Compiled Lead Test Results New York City Tap Water
​(EPA Action Level = 15 ppb)
New York City Tapwater Lead Table

Data are compiled from publicly available water quality reports provided by New York City: http://www.nyc.gov/html/dep/html/drinking_water/wsstate.shtml)
During this time frame, 2010 was the only year that New York City was in violation of The Lead and Copper Rule, despite the fact that a meaningful number of samples tested positive high each year.   In addition to this, it's important to point out that the maximum lead level measured in some years is several hundred times higher than the 15 ppb action level, and did not trigger a violation.

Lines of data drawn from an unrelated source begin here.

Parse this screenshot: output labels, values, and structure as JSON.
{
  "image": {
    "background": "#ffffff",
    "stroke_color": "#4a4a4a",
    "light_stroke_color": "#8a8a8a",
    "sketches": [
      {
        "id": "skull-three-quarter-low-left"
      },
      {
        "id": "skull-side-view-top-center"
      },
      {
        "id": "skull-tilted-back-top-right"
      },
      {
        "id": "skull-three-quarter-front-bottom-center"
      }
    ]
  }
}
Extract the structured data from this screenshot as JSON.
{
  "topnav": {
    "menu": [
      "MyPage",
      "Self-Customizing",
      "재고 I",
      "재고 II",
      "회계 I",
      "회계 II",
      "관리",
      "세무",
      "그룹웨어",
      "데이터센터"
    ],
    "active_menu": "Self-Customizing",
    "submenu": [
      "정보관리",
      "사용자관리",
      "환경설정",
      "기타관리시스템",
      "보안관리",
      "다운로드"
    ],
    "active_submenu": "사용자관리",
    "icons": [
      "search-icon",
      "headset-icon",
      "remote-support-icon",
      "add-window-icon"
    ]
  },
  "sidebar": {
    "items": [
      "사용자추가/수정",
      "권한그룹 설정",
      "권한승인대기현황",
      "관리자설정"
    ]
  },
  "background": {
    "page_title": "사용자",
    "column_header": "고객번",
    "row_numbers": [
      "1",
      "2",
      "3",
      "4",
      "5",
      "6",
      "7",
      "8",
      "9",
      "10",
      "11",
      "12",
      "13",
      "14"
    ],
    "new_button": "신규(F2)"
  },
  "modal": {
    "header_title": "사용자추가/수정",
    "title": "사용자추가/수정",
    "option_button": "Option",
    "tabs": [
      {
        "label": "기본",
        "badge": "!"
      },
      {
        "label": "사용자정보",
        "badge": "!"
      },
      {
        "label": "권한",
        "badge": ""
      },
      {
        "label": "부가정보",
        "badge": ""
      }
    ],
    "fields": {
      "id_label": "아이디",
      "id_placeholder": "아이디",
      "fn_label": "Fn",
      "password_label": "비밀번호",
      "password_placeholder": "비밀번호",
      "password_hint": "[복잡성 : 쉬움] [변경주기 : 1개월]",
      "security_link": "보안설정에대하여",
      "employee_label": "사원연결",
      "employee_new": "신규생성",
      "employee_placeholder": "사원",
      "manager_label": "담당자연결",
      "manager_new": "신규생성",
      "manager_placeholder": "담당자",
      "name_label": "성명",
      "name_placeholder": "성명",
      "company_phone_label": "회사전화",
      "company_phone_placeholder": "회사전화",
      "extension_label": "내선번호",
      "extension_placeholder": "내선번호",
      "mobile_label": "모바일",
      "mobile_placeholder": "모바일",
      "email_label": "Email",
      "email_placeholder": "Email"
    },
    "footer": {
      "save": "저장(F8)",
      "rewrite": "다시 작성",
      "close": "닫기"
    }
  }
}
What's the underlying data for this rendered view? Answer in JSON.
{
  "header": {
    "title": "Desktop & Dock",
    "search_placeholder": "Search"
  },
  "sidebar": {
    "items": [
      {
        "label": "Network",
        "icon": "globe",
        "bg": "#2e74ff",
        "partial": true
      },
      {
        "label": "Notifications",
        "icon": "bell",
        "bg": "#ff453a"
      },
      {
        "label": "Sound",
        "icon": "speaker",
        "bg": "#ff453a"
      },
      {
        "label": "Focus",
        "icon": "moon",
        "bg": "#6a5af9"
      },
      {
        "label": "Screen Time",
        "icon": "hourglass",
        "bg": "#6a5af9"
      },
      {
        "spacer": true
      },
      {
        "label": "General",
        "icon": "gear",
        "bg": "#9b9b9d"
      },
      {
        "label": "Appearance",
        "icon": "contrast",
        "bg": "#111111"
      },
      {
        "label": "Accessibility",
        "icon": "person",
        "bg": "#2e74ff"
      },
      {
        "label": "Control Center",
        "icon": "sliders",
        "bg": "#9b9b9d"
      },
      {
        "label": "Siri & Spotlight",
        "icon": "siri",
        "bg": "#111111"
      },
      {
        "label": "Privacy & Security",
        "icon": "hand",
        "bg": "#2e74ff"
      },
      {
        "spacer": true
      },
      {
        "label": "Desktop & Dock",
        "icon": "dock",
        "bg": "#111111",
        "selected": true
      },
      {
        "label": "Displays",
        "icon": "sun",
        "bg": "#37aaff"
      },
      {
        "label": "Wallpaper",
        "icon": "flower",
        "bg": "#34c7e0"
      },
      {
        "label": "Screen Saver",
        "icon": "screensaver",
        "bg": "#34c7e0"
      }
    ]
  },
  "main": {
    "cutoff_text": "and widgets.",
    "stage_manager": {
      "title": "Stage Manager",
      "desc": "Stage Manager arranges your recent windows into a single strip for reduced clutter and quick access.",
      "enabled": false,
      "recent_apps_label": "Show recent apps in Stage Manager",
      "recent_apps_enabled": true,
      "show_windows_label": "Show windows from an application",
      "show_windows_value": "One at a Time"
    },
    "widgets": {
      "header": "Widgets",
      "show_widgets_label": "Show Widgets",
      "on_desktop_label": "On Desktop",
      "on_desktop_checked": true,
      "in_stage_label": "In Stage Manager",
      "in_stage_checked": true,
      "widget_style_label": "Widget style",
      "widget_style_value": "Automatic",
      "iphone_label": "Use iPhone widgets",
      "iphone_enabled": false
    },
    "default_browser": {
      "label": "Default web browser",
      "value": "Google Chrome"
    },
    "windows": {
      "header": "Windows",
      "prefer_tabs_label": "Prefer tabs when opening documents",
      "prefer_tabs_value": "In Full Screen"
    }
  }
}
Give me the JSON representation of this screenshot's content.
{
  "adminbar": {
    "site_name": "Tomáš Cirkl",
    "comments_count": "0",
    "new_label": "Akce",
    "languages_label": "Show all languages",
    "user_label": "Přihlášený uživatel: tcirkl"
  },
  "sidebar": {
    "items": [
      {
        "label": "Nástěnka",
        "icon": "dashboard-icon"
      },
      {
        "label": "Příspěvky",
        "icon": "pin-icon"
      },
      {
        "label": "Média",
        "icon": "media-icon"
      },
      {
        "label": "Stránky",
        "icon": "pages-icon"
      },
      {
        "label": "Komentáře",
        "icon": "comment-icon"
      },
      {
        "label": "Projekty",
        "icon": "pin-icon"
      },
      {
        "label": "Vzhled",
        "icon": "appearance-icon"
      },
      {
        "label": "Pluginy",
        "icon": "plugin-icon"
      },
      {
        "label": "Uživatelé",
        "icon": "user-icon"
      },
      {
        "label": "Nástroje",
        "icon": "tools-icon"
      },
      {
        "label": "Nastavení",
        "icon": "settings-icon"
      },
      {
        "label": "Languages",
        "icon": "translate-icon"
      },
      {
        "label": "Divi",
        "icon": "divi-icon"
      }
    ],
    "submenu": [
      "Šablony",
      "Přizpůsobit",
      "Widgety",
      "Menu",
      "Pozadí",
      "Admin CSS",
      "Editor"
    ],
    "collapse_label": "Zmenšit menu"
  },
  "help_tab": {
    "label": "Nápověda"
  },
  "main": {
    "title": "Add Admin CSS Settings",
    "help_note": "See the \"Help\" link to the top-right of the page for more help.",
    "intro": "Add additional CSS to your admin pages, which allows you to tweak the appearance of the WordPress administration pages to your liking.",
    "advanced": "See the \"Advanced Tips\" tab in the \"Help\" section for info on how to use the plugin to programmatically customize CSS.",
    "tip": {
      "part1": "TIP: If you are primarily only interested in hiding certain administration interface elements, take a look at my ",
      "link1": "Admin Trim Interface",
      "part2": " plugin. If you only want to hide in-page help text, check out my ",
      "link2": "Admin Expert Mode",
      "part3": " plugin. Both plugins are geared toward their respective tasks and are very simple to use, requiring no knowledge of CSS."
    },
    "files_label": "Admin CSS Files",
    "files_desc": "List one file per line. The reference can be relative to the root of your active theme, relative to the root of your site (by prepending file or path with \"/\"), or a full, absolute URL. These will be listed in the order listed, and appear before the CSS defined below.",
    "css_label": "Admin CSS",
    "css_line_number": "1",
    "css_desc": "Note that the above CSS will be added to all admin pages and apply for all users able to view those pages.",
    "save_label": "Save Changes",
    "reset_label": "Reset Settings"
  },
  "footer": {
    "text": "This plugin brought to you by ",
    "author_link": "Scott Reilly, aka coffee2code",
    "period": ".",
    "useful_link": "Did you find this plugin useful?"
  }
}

Because the reported lead concentrations were all over the map, Hydroviv advises our customers in NYC to take advantage of the free lead testing program available to all NYC residents.  Under this program, people can request a free kit to test for lead in their drinking water by calling New York City’s 24-hour helpline at 311 or visiting www.nyc.gov/apps/311

To minimize lead exposure from drinking water, New York City  (as well as other municipalities) recommends that you allow your water to run for 2 minutes (or longer if you live in a large building) before collecting water for consumption.   Doing so allows the stagnant water that is in residential pipes to flush and be refilled with fresh water coming off the main.